The EIA (Energy Information Administration) released last week’s inventory report this morning. Crude oil inventory is down, but gasoline and distillates (diesel, jet A & home heating oil) are up. The lower inventory did not cause a rally in crude prices as one would expect. The larger supply of gasoline and distillates is viewed as a weight holding the price down. Unleaded gasoline was down 2%
If you have followed crude oil and traded it during the last few weeks, you have had a great run. You probably are wondering how to play this train for another great ride. Get ready. Do not look at the overhang of refined products as a block to higher prices. Look at them as a lever to push crude higher as they work off. Just like a teeter totter on the playground, when the refined end goes down, the crude price goes up!
Refiners will work to tighten inventories to reduce their exposure to hedging, and increase the crack spread (markup). OPEC wants higher prices, and has instituted production cuts. Member producers have not complied with their quotas, as they try to maintain income. While the market is under a glut, it is hard to reduce production. When prices are trending up, production cuts become rational, as the price may be higher next month.
Mankind is hardwired to overproduce, increasing supply to maintain previous income. Rising prices encourage holding supply from the market in anticipation of even higher prices. These psychological forces are ingrained in every marketer. The closer present supply get to last years supply, the higher crude will go. Now is not the time to walk away from this market.

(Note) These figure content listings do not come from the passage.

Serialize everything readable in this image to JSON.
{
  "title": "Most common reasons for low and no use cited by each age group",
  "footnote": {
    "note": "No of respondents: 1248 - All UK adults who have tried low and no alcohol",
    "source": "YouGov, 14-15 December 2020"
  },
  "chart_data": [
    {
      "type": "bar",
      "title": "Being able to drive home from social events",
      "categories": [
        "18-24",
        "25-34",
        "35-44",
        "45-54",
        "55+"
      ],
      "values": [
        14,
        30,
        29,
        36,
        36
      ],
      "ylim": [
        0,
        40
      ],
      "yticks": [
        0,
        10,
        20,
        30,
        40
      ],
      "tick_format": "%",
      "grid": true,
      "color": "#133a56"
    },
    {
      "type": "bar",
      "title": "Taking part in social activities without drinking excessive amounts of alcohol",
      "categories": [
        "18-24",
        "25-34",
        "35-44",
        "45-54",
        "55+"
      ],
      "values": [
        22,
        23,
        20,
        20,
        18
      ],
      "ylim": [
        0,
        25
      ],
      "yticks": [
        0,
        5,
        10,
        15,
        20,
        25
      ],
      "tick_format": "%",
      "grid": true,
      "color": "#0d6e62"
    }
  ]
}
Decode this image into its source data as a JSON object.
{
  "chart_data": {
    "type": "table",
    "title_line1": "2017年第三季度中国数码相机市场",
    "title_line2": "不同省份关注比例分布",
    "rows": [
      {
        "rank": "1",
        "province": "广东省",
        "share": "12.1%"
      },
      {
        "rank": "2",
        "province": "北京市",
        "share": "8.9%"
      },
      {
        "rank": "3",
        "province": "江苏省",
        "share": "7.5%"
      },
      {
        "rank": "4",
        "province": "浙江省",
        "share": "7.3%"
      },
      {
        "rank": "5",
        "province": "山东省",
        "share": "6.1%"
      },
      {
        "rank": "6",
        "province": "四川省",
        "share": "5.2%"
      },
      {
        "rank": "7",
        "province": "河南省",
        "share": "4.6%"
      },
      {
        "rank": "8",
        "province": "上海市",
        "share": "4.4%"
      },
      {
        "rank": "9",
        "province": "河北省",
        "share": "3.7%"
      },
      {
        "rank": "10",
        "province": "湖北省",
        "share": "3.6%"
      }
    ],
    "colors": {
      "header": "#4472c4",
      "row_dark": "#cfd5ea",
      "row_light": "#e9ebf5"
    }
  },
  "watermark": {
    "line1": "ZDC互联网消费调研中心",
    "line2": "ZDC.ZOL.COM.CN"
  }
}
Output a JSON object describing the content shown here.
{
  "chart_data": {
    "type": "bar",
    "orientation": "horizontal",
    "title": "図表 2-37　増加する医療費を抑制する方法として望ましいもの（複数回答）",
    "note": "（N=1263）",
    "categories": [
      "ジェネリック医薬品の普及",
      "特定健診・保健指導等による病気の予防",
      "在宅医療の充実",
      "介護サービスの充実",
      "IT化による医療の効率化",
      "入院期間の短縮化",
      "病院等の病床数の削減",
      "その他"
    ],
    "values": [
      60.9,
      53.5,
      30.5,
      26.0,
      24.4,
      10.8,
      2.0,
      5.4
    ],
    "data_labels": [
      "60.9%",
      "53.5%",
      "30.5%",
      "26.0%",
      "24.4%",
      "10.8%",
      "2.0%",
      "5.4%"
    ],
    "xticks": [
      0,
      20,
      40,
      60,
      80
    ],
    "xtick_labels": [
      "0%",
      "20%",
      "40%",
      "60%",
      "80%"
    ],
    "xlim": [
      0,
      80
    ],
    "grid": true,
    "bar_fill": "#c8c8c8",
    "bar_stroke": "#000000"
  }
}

An interesting feature in this week’s EIA report is First Quarter Profitability of major oil companies on domestic operations. The EIA calculates the average crude oil price at $ 40.13 during the first quarter. Natural gas averaged $ 4.35 per thousand cubic feet (Mcf), compared to $ 10.04 in the second quarter of 2008. I have written many times how we have forgotten about “peak oil”, and the future is being written now. Low prices are causing exploration budgets to shrink. Majors went from making over $ 30 billion to losing over $ 1 billion in one year. Capital expenditures fell by one-third, from over $ 31 billion to less than $ 22 billion. Lower investments will slow the discovery of productive oil fields, resulting in lower production in the future, when we need it.
If you are interested in the crude oil market for trading or just wonder how today’s actions are going to affect you, view this week’s EIA Petroleum Report. Remember these charts when politicians want to raise taxes on oil companies.

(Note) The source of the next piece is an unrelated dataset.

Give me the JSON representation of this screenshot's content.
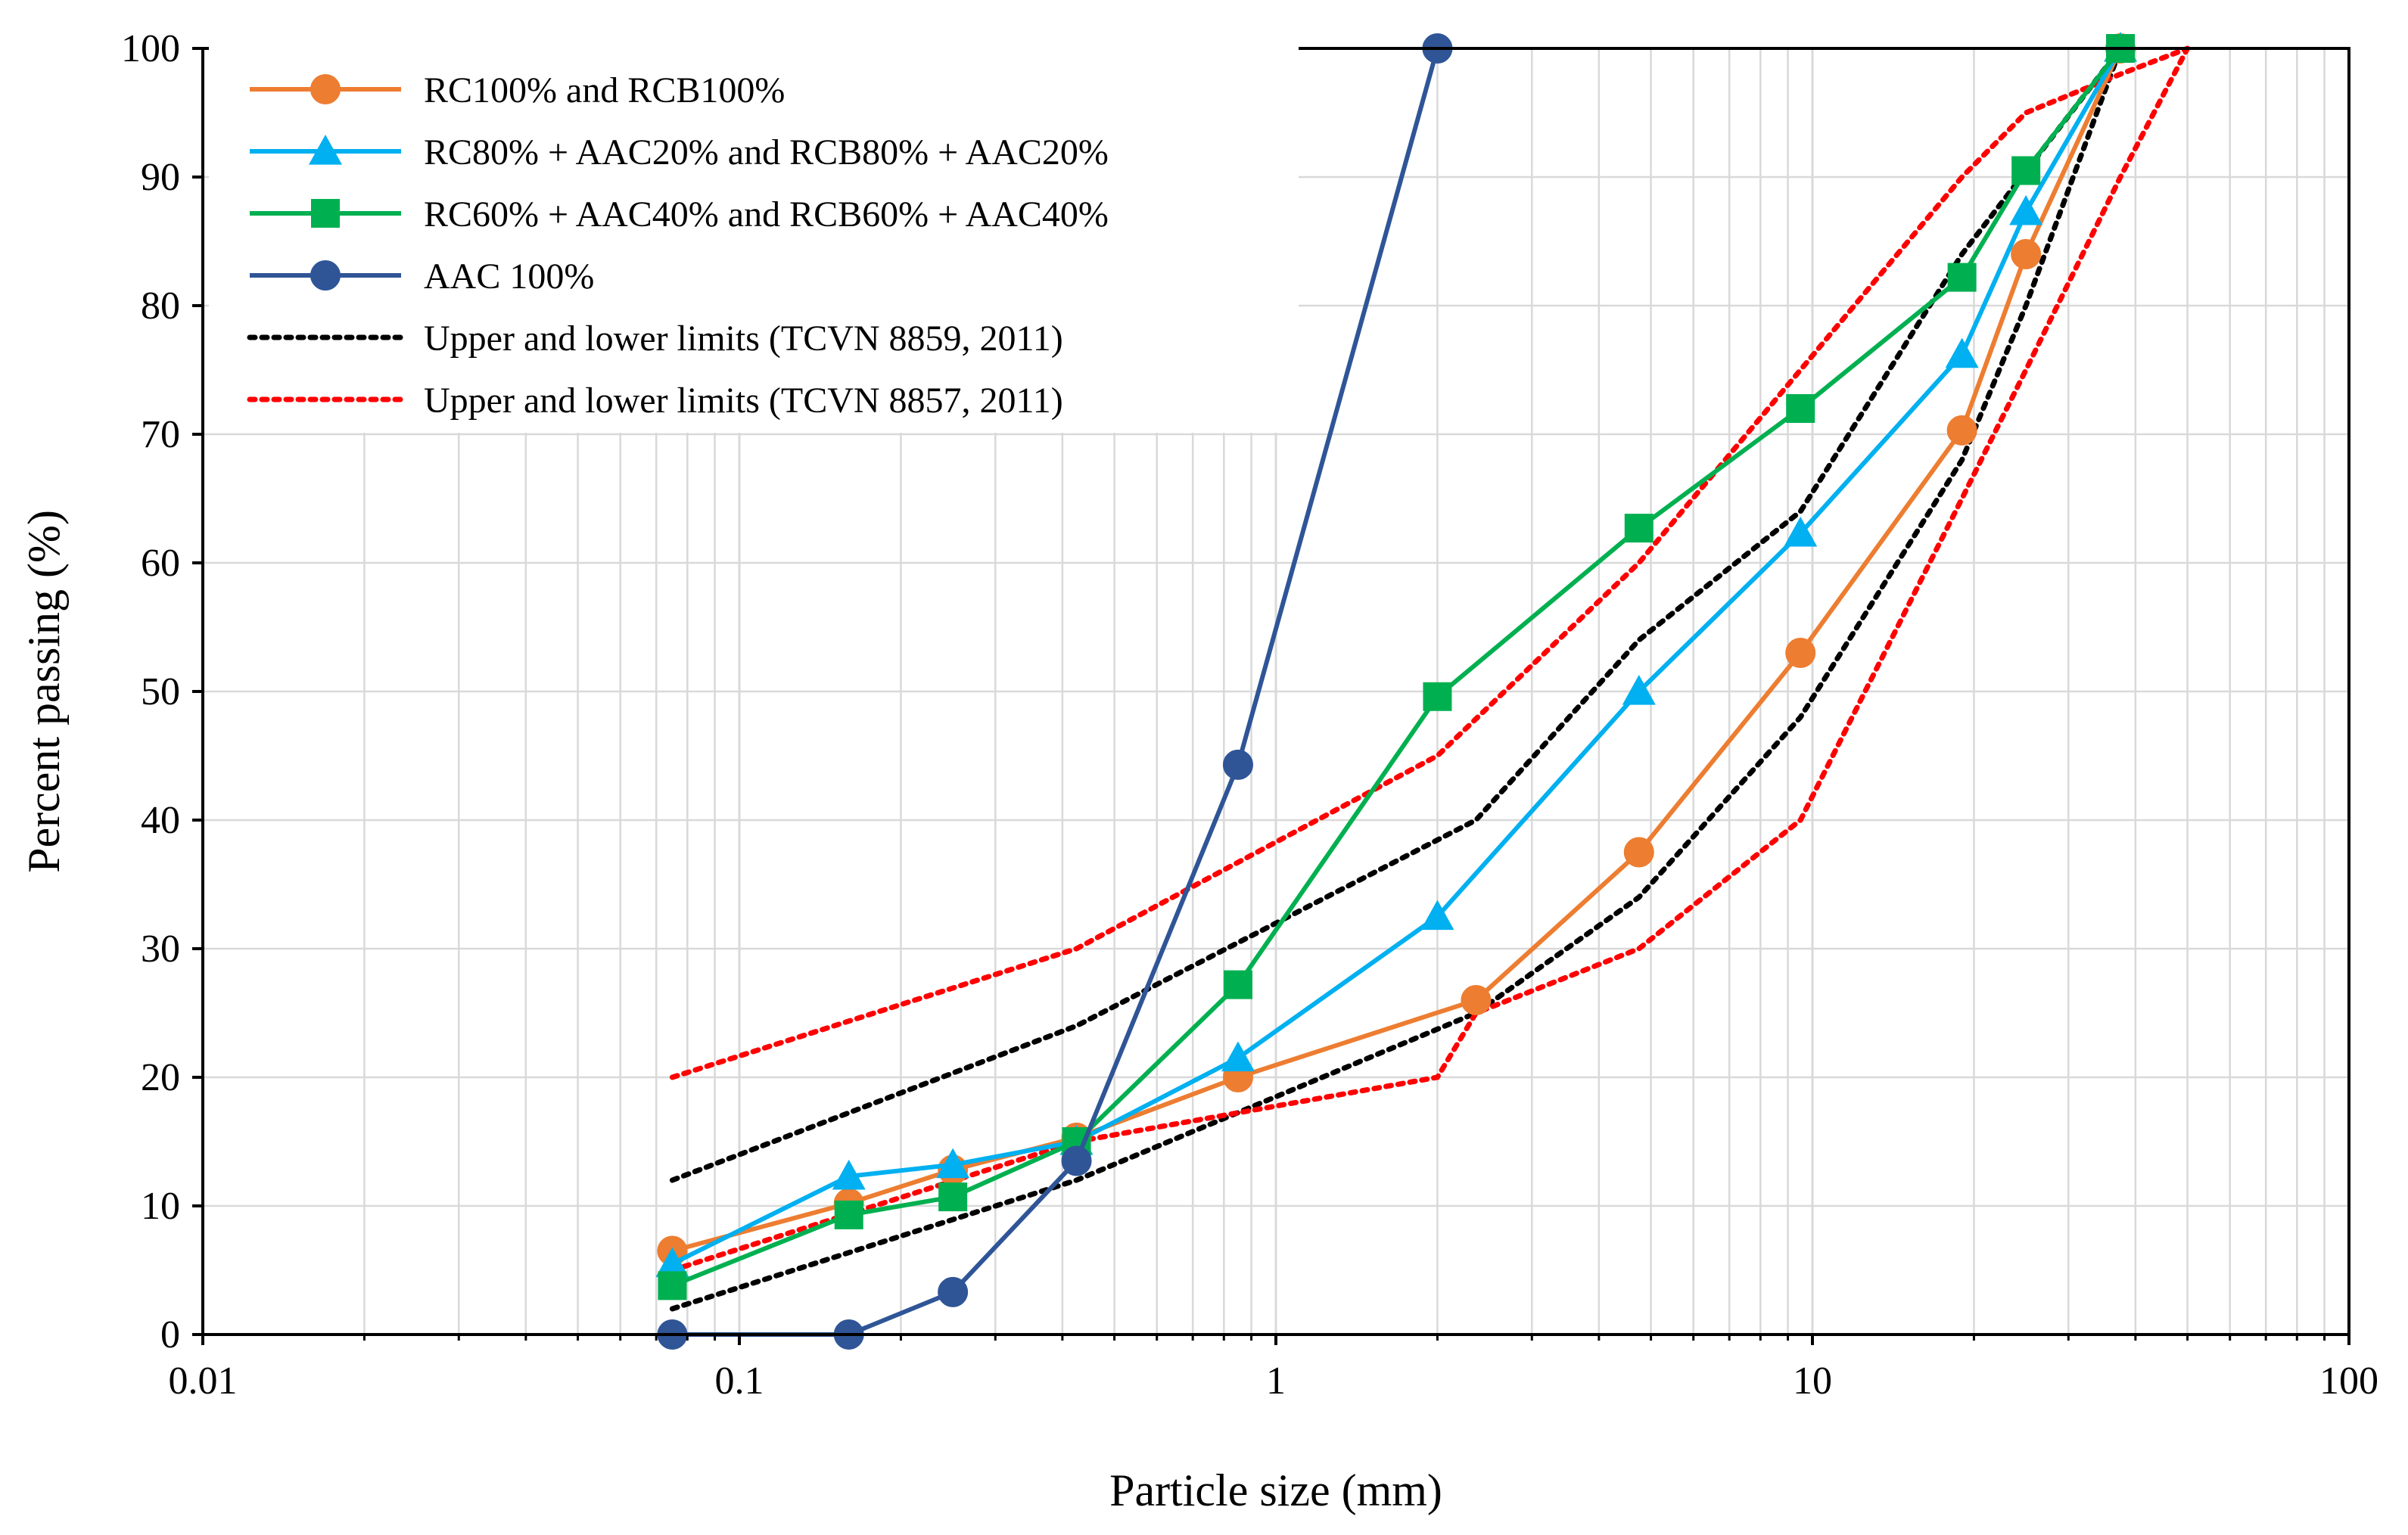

Did you know that Gilead developed Tamaflu? Roche Holding produces and markets it, but pays Gilead a 20% royalty on sales. Tamaflu is one of two drugs used to treat H1N1 flu, now declared a pandemic. Flu season may turn into a cash register for Gilead (GILD) as governments order supplies of drugs.

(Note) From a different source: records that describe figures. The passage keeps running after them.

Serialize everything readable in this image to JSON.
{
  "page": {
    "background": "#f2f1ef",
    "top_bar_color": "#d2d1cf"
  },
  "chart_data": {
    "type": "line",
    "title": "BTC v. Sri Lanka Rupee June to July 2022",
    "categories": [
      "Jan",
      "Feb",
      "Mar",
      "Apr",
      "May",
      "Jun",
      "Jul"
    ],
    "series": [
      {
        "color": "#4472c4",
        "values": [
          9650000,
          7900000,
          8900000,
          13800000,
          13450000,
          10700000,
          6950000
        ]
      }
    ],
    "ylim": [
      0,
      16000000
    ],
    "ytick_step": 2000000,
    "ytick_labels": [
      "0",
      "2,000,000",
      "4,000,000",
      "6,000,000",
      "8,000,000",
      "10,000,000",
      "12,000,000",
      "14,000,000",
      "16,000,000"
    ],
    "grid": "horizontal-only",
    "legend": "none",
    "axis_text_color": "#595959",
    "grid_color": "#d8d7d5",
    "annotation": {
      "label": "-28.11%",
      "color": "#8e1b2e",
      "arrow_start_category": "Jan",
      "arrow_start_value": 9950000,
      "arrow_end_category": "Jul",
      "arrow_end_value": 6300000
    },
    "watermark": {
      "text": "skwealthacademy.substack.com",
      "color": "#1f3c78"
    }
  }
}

Oh! Bama proposed sweeping changes to the regulation of the financial sector. No explanation was given why the regulations in effect did not head off the collapse in 2008. Was it because some of the regulation changes, Federal Reserve policy of cheap money, and congressional interference in the mortgage market caused of the meltdown?
I wrote last year that Chris Cox, head of the SEC should have been fired. He sat on his hands and did not enforce naked short selling rules, while predatory short selling ravaged financials. It was unbelievable to watch, week after week. I read Mr. Cox’s resume and was hesitant to criticize him, but he did not do his job. Of course, neither did others. So now, we get more regulations, and more bureaucrats that will not do their job.
The SEC could not catch Bernie Madoff, when he was handed to them by a whistleblower. If you do not believe it, watch this clip of Harry Markopolos testifying before congress. He contacted the SEC for over 8 years, alerting them to the Madoff ponzi scheme.